Alabama residents get prison time, must repay millions as punishment for medical fraud crimes

Published 11:05 am Friday, March 22, 2024

An Alabama medical sales representative and an Alabama pain clinic owner were sentenced Thursday for their roles in health care fraud conspiracies that cost insurers millions of dollars. U.S. Attorney Prim F. Escalona, FBI Special Agent in Charge Carlton L. Peeples, and Special Agent in Charge Tamela Miles of the Department of Health and Human Service Office of the Inspector General (HHS-OIG) Atlanta Region made the announcement.

U.S. District Court Judge L. Scott Coogler sentenced James Ewing Ray, 53, of Gadsden, to 40 months for conspiracy to commit health care fraud. Ray was ordered to forfeit more than $850,000 and to pay restitution to victims of more than $5.3 million. According to Ray’s plea agreement, Ray was a sales representative who marketed to doctors’ offices various health care products and services, including topical prescription creams from specialty pharmacies, durable medical equipment (DME), and electro-diagnostic testing. Ray was paid fees for the prescriptions, DME, and tests he generated from doctors.

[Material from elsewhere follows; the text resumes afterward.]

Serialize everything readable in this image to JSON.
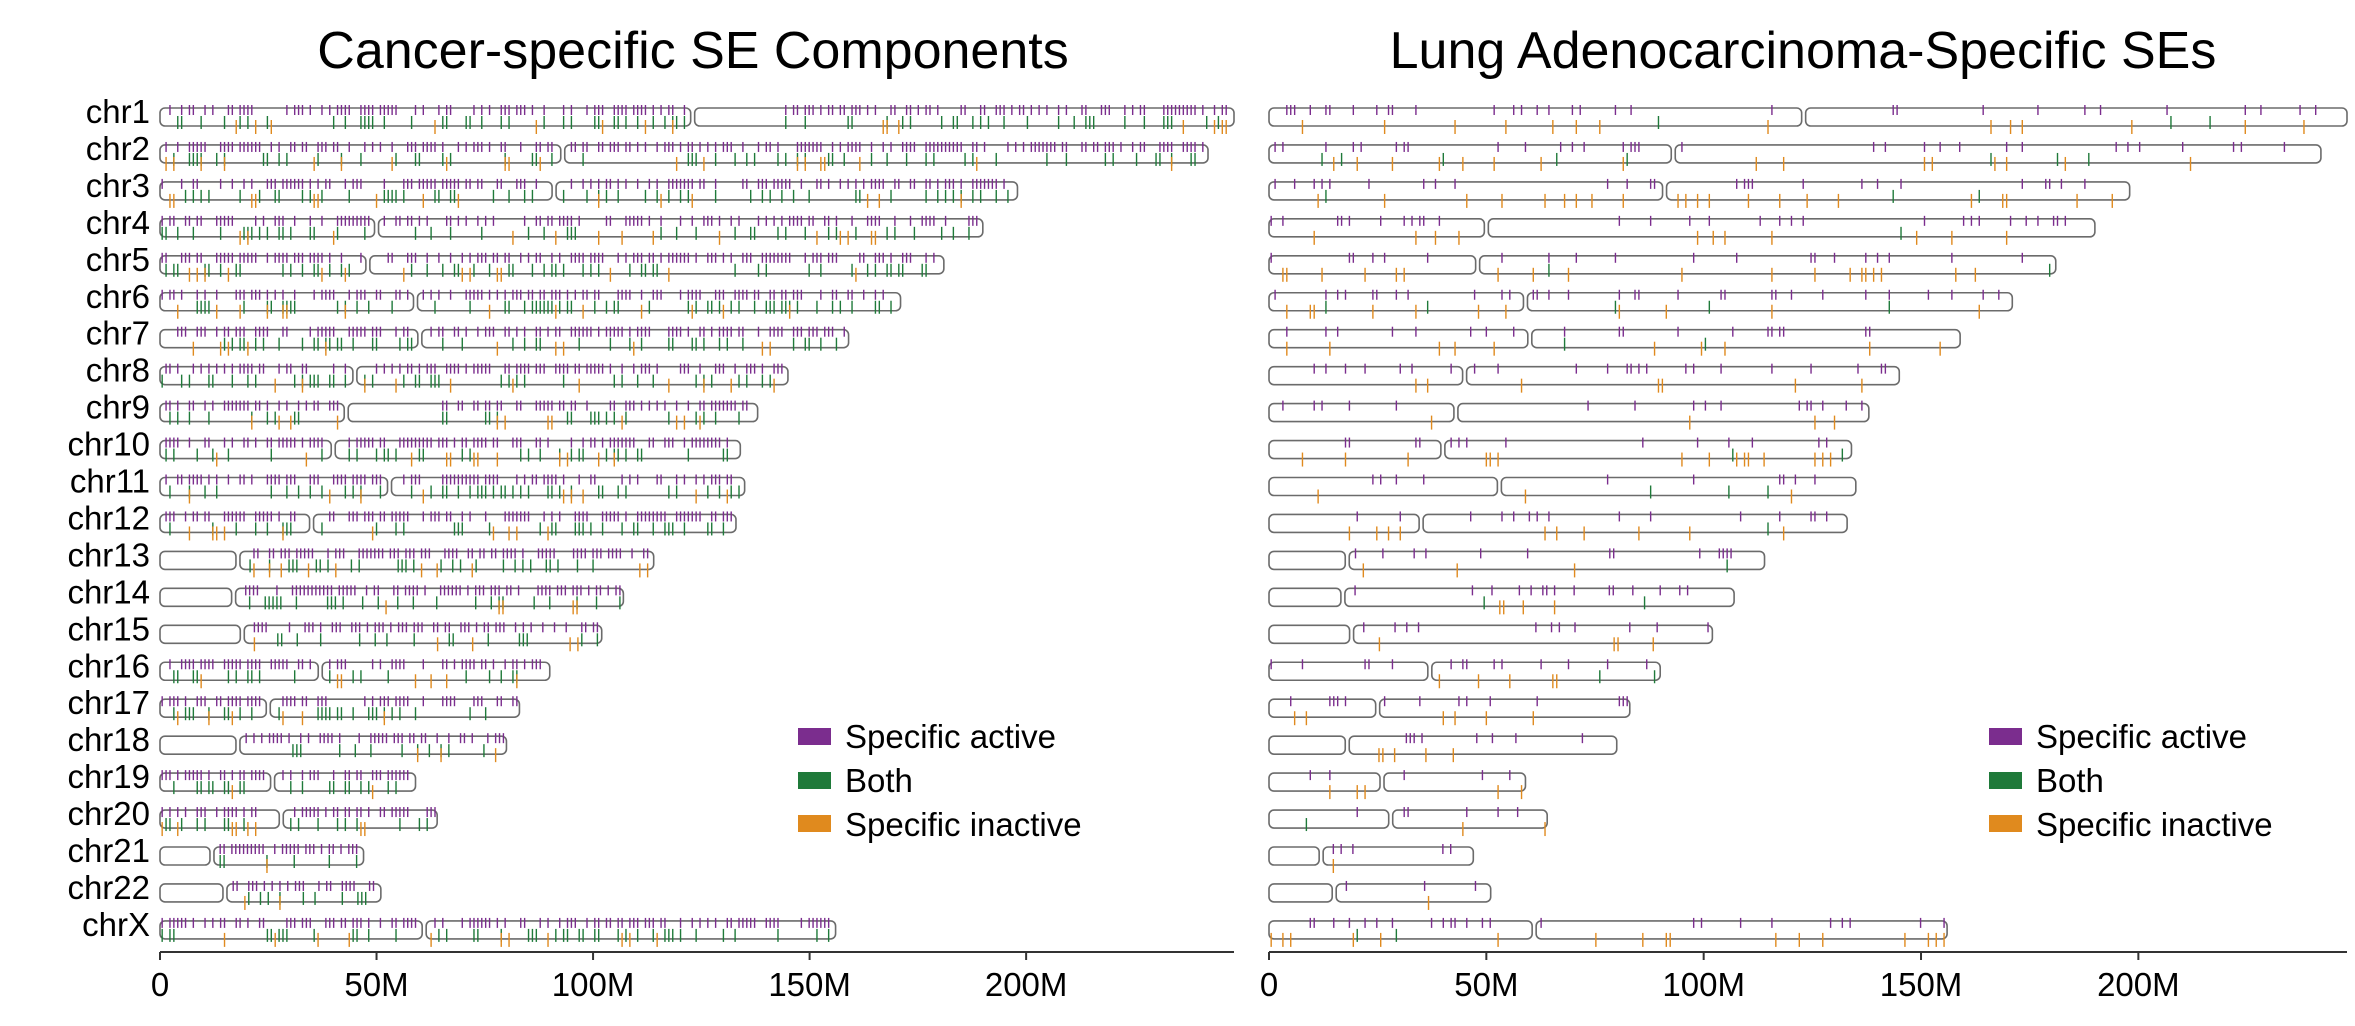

From at least 2012 through 2018, Ray conspired to pay and receive kickbacks to induce medical providers to issue medically unnecessary prescriptions and order medically unnecessary goods and services, which were then billed to Medicare and other health insurers. Among those services was nerve conduction testing provided by a Huntsville-based electro-diagnostic testing company called QBR or Diagnostic Referral Community. Ray received per-patient kickbacks from QBR for inducing medical providers to order tests from QBR. Medical providers received kickbacks from QBR too, disguised as hourly payments for the ordering physician’s time and staff’s time but in reality payments for every patient who got a test.

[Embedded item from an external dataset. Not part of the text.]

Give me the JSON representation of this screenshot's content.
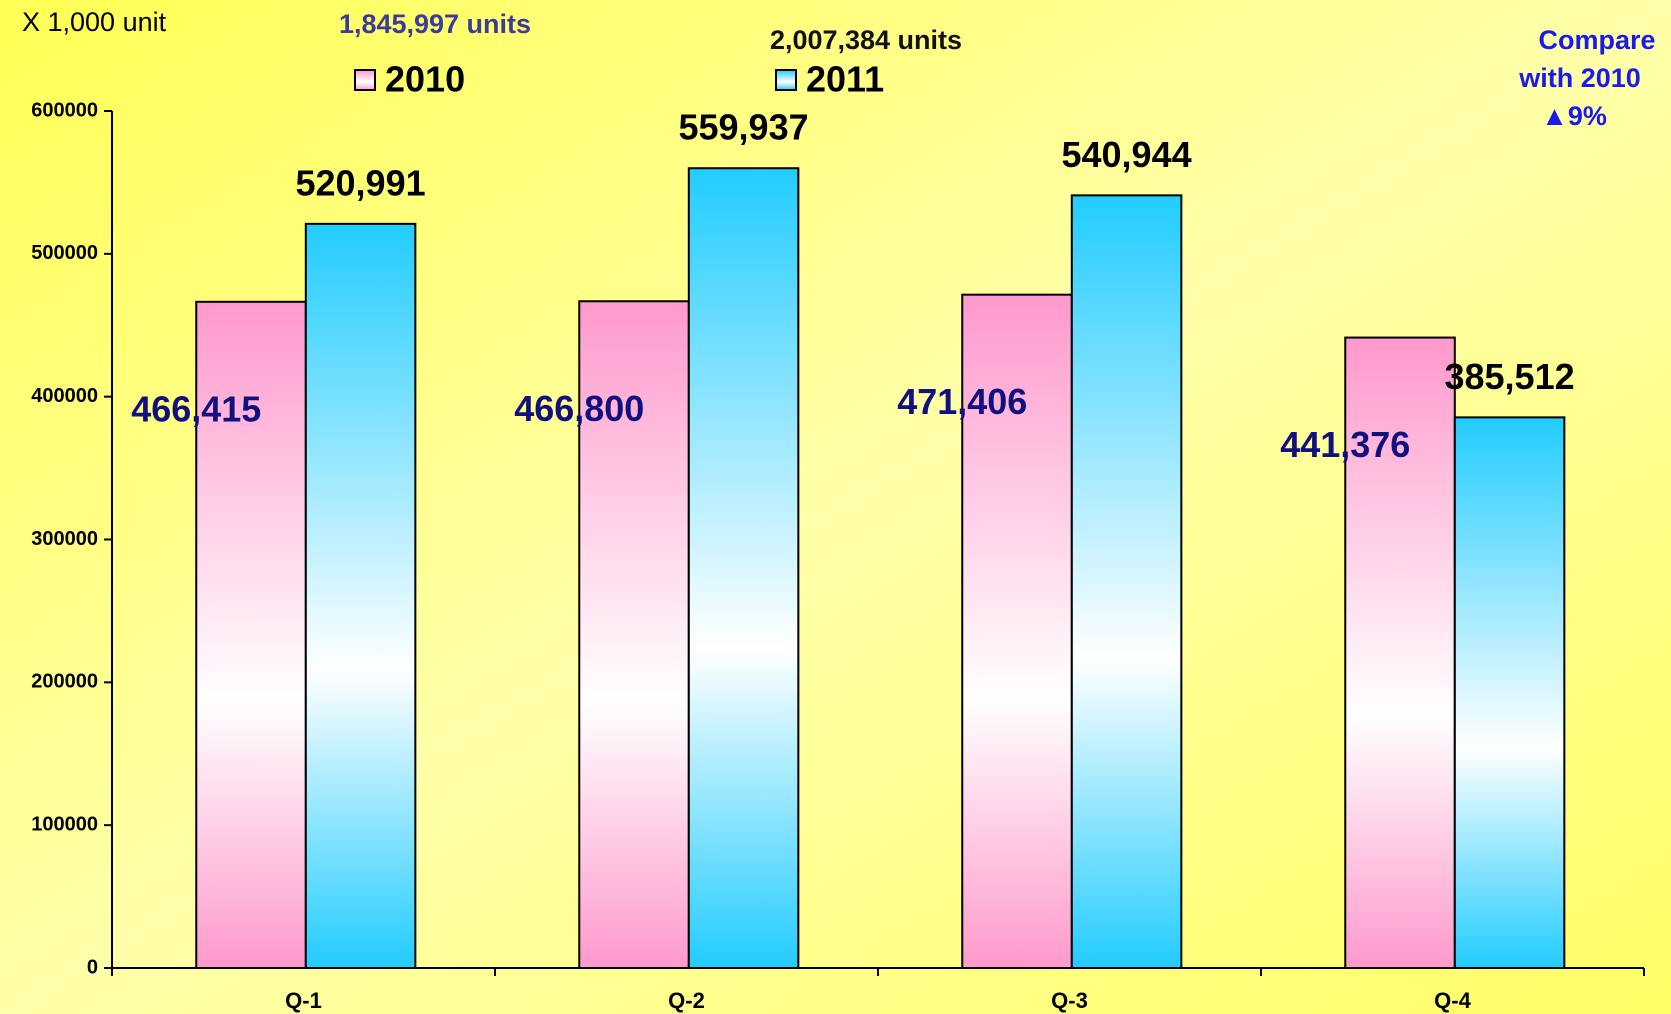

Judge Coogler sentenced David Lyle Shehi, 43, of Rainbow City, to 28 months for conspiracy to commit health care fraud. Shehi was also ordered to pay forfeiture and restitution to his victims. According to Shehi’s plea agreement, Shehi owned Etowah Pain, a pain clinic in Rainbow City, and was paid kickbacks in exchange for his practice’s ordering nerve conduction tests from QBR that would be billed to Medicare and other health insurance programs. Shehi also caused his practice to routinely bill health insurance programs for patient office visits using the code that would generate the highest reimbursement—even though that code was not appropriate and Shehi was warned that billing in this way was not allowed.

The FBI and HHS-OIG investigated the case, and Assistant U.S. Attorneys J.B. Ward and Don Long are prosecuting it.